A Douglas fir grows in my yard. It's one I planted soon after moving to the property years ago. Now it's more than 30 feet tall and doing quite well.
One tree hardly makes a forest, but the three visitors to my yard weren't complaining. They were chestnut-backed chickadees, common birds of our Douglas fir forest. They have a sooty gray cap and chestnut-colored back and sides.
Once a decade or so, some individuals descend to the valley floor. This appears to result from a failure in some critical part of their food supply forcing them to disperse.
Wandering out of their normal habitat, these few encountered my Douglas fir. They were busily moving in and among the limbs, inspecting the cones hanging from the smaller branches, checking out the buds and occasionally giving their soft calls as they foraged. They didn't visit the incense cedar next to the Douglas fir or the madrone, ash or cottonwoods in my yard but remained in the fir.
If you don't have Douglas fir, you don't have chestnut-backed chickadees. It's that simple.
It is observations such as these that make a biologist wonder. Why do chestnut-backed chickadees forage almost exclusively in this one kind of tree? Are their legs and feet best equipped to perch in Douglas fir? Do they know how to find insects, spiders and cocoons best among the short needles of Douglas fir?
At higher elevations you will find mountain chickadees, a chickadee with a distinctive white line over its eyes. Like the chestnut-backed chickadee they have a preferred tree species in our area. They live among white fir. Around Howard Prairie, the Douglas fir forest meets the white fir forest. Chestnut-backed chickadees and mountain chickadees also meet here. I have watched a mixed flock of the two species move deliberately through the forest as they foraged. Chestnut-backed chickadees flew from Douglas fir to Douglas fir, skipping over the white fir. Mountain chickadees moved from white fir to white fir, bypassing the Douglas fir. This is not to say that they never feed in other trees, but they do have clear favorites.

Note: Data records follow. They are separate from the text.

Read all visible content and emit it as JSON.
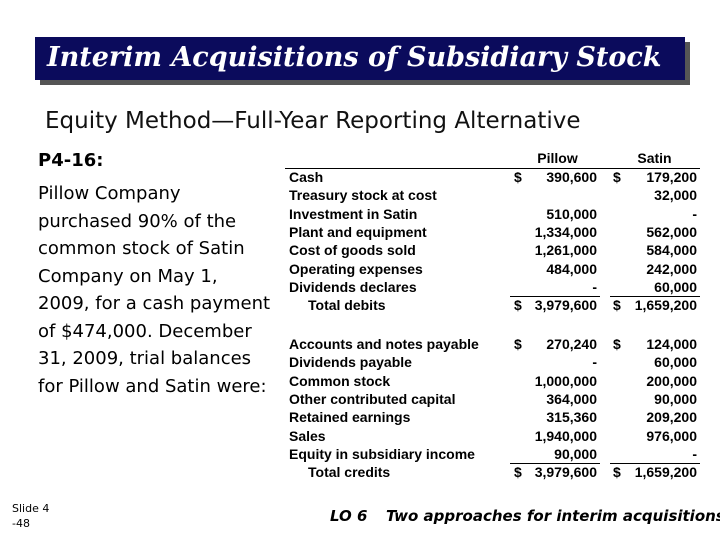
{
  "header": {
    "title": "Interim Acquisitions of Subsidiary Stock",
    "subtitle": "Equity Method—Full-Year Reporting Alternative"
  },
  "problem": {
    "label": "P4-16:",
    "text": "Pillow Company purchased 90% of the common stock of Satin Company on May 1, 2009, for a cash payment of $474,000. December 31, 2009, trial balances for Pillow and Satin were:"
  },
  "table": {
    "columns": [
      "Pillow",
      "Satin"
    ],
    "debits": [
      {
        "label": "Cash",
        "pillow_symbol": "$",
        "pillow": "390,600",
        "satin_symbol": "$",
        "satin": "179,200"
      },
      {
        "label": "Treasury stock at cost",
        "satin": "32,000"
      },
      {
        "label": "Investment in Satin",
        "pillow": "510,000",
        "satin": "-"
      },
      {
        "label": "Plant and equipment",
        "pillow": "1,334,000",
        "satin": "562,000"
      },
      {
        "label": "Cost of goods sold",
        "pillow": "1,261,000",
        "satin": "584,000"
      },
      {
        "label": "Operating expenses",
        "pillow": "484,000",
        "satin": "242,000"
      },
      {
        "label": "Dividends declares",
        "pillow": "-",
        "satin": "60,000"
      },
      {
        "label": "Total debits",
        "pillow_symbol": "$",
        "pillow": "3,979,600",
        "satin_symbol": "$",
        "satin": "1,659,200"
      }
    ],
    "credits": [
      {
        "label": "Accounts and notes payable",
        "pillow_symbol": "$",
        "pillow": "270,240",
        "satin_symbol": "$",
        "satin": "124,000"
      },
      {
        "label": "Dividends payable",
        "pillow": "-",
        "satin": "60,000"
      },
      {
        "label": "Common stock",
        "pillow": "1,000,000",
        "satin": "200,000"
      },
      {
        "label": "Other contributed capital",
        "pillow": "364,000",
        "satin": "90,000"
      },
      {
        "label": "Retained earnings",
        "pillow": "315,360",
        "satin": "209,200"
      },
      {
        "label": "Sales",
        "pillow": "1,940,000",
        "satin": "976,000"
      },
      {
        "label": "Equity in subsidiary income",
        "pillow": "90,000",
        "satin": "-"
      },
      {
        "label": "Total credits",
        "pillow_symbol": "$",
        "pillow": "3,979,600",
        "satin_symbol": "$",
        "satin": "1,659,200"
      }
    ]
  },
  "footer": {
    "slide": "Slide 4",
    "page": "-48",
    "lo": "LO 6",
    "note": "Two approaches for interim acquisitions."
  }
}
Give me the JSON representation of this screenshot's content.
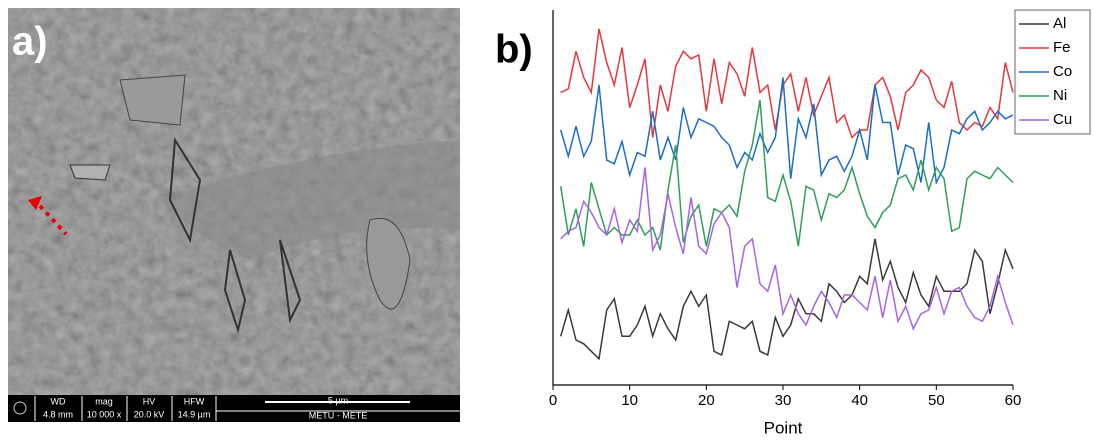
{
  "sem_image": {
    "panel_label": "a)",
    "info_bar": {
      "headers": [
        "WD",
        "mag",
        "HV",
        "HFW"
      ],
      "values": [
        "4.8 mm",
        "10 000 x",
        "20.0 kV",
        "14.9 µm"
      ],
      "scale": "5 µm",
      "lab": "METU - METE"
    }
  },
  "chart_data": {
    "type": "line",
    "panel_label": "b)",
    "x_label": "Point",
    "x": [
      1,
      2,
      3,
      4,
      5,
      6,
      7,
      8,
      9,
      10,
      11,
      12,
      13,
      14,
      15,
      16,
      17,
      18,
      19,
      20,
      21,
      22,
      23,
      24,
      25,
      26,
      27,
      28,
      29,
      30,
      31,
      32,
      33,
      34,
      35,
      36,
      37,
      38,
      39,
      40,
      41,
      42,
      43,
      44,
      45,
      46,
      47,
      48,
      49,
      50,
      51,
      52,
      53,
      54,
      55,
      56,
      57,
      58,
      59,
      60
    ],
    "xlim": [
      0,
      60
    ],
    "xticks": [
      0,
      10,
      20,
      30,
      40,
      50,
      60
    ],
    "ylim": [
      0,
      100
    ],
    "legend": "right",
    "series": [
      {
        "name": "Al",
        "color": "#3a3a3a",
        "values": [
          13,
          20,
          12,
          11,
          9,
          7,
          20,
          23,
          13,
          13,
          16,
          21,
          13,
          19,
          15,
          12,
          21,
          25,
          21,
          24,
          9,
          8,
          17,
          16,
          15,
          17,
          9,
          8,
          18,
          13,
          16,
          23,
          19,
          19,
          17,
          27,
          25,
          22,
          24,
          29,
          27,
          39,
          28,
          33,
          26,
          22,
          30,
          24,
          21,
          29,
          25,
          25,
          25,
          27,
          36,
          33,
          19,
          27,
          36,
          31
        ]
      },
      {
        "name": "Fe",
        "color": "#e0393e",
        "values": [
          78,
          79,
          89,
          82,
          78,
          95,
          86,
          80,
          90,
          74,
          80,
          87,
          66,
          80,
          73,
          85,
          89,
          87,
          88,
          73,
          87,
          75,
          86,
          83,
          77,
          90,
          78,
          80,
          68,
          80,
          83,
          73,
          82,
          72,
          77,
          82,
          70,
          72,
          66,
          68,
          68,
          80,
          82,
          77,
          68,
          78,
          80,
          84,
          82,
          76,
          74,
          81,
          70,
          68,
          70,
          69,
          74,
          71,
          86,
          78
        ]
      },
      {
        "name": "Co",
        "color": "#1c6ec4",
        "values": [
          68,
          61,
          69,
          61,
          65,
          80,
          60,
          59,
          65,
          56,
          62,
          61,
          73,
          60,
          66,
          60,
          74,
          66,
          71,
          70,
          69,
          66,
          64,
          58,
          62,
          60,
          67,
          62,
          66,
          82,
          55,
          71,
          66,
          75,
          56,
          60,
          61,
          57,
          61,
          68,
          60,
          80,
          70,
          70,
          56,
          64,
          63,
          54,
          70,
          54,
          58,
          68,
          67,
          71,
          73,
          68,
          70,
          73,
          71,
          72
        ]
      },
      {
        "name": "Ni",
        "color": "#2e9e5e",
        "values": [
          53,
          40,
          47,
          37,
          54,
          47,
          40,
          42,
          40,
          40,
          44,
          40,
          42,
          36,
          52,
          64,
          38,
          45,
          48,
          37,
          47,
          46,
          48,
          45,
          57,
          64,
          76,
          50,
          49,
          56,
          49,
          37,
          53,
          52,
          44,
          51,
          50,
          52,
          58,
          51,
          45,
          42,
          46,
          48,
          55,
          56,
          52,
          60,
          52,
          58,
          55,
          41,
          42,
          55,
          57,
          56,
          55,
          58,
          56,
          54
        ]
      },
      {
        "name": "Cu",
        "color": "#a666e0",
        "values": [
          39,
          41,
          42,
          49,
          46,
          42,
          40,
          47,
          38,
          44,
          41,
          58,
          36,
          40,
          51,
          42,
          35,
          50,
          37,
          35,
          43,
          46,
          42,
          26,
          37,
          39,
          27,
          25,
          32,
          19,
          24,
          19,
          16,
          21,
          25,
          22,
          18,
          24,
          24,
          22,
          20,
          29,
          18,
          28,
          17,
          21,
          15,
          19,
          20,
          26,
          19,
          25,
          26,
          21,
          18,
          17,
          21,
          29,
          22,
          16
        ]
      }
    ]
  }
}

There are two other "chickadees" in Jackson County. One is the oak titmouse, a plain gray bird with a short crest. I'll wager you can guess which tree species this member of the chickadee family prefers.
The final member of the group is the black-capped chickadee, a bird of riparian habitat. You can easily find them along Bear Creek. This species is not as particular as its close relatives and inhabits a variety of deciduous trees. It is a familiar visitor to backyard feeders and will even share oaks with the titmouse.

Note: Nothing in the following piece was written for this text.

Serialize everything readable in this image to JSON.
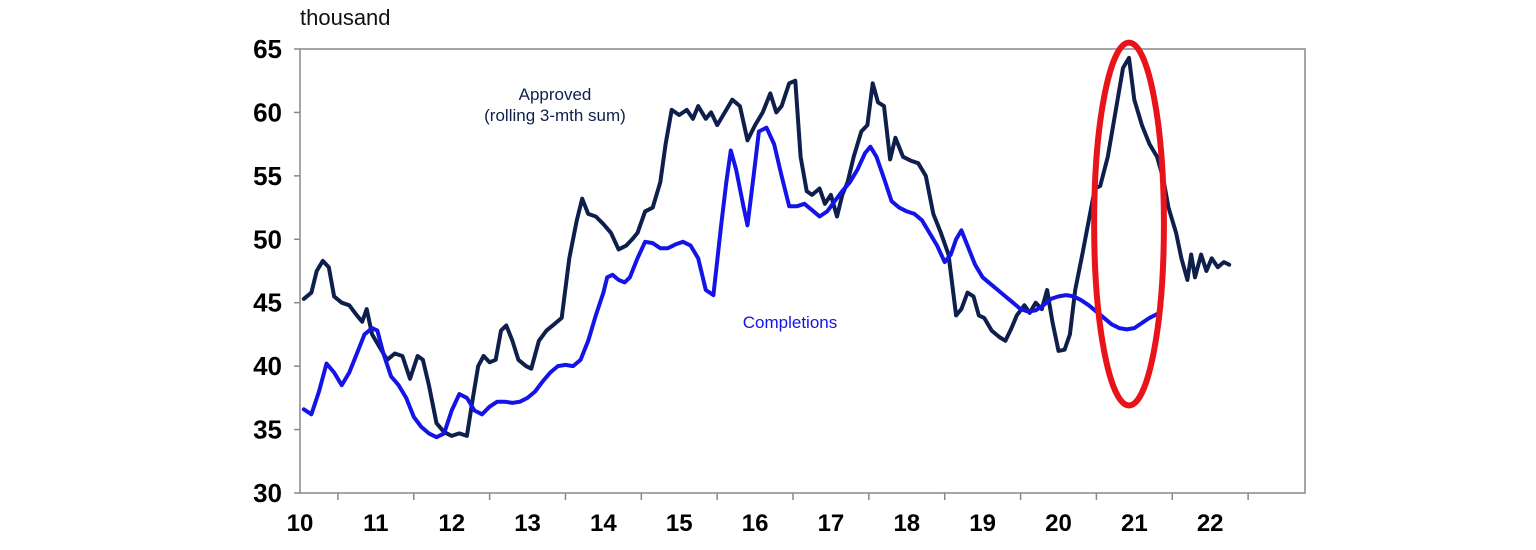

This kind of specialization is common among forest birds. Nuthatches, too, have their preferences for particular trees. White-breasted nuthatches prefer oaks. Pygmy nuthatches prefer Ponderosa pine, and red-breasted nuthatches prefer conifers other than pines, including both Douglas fir and white fir.
I wonder what would have happened if I had planted a white fir along with my Douglas fir years ago. Maybe then I would have had the occasional mountain chickadee in my yard. Before I hear from the botanists, I know the white fir never would have thrived near the valley floor, but still, it is fun to consider.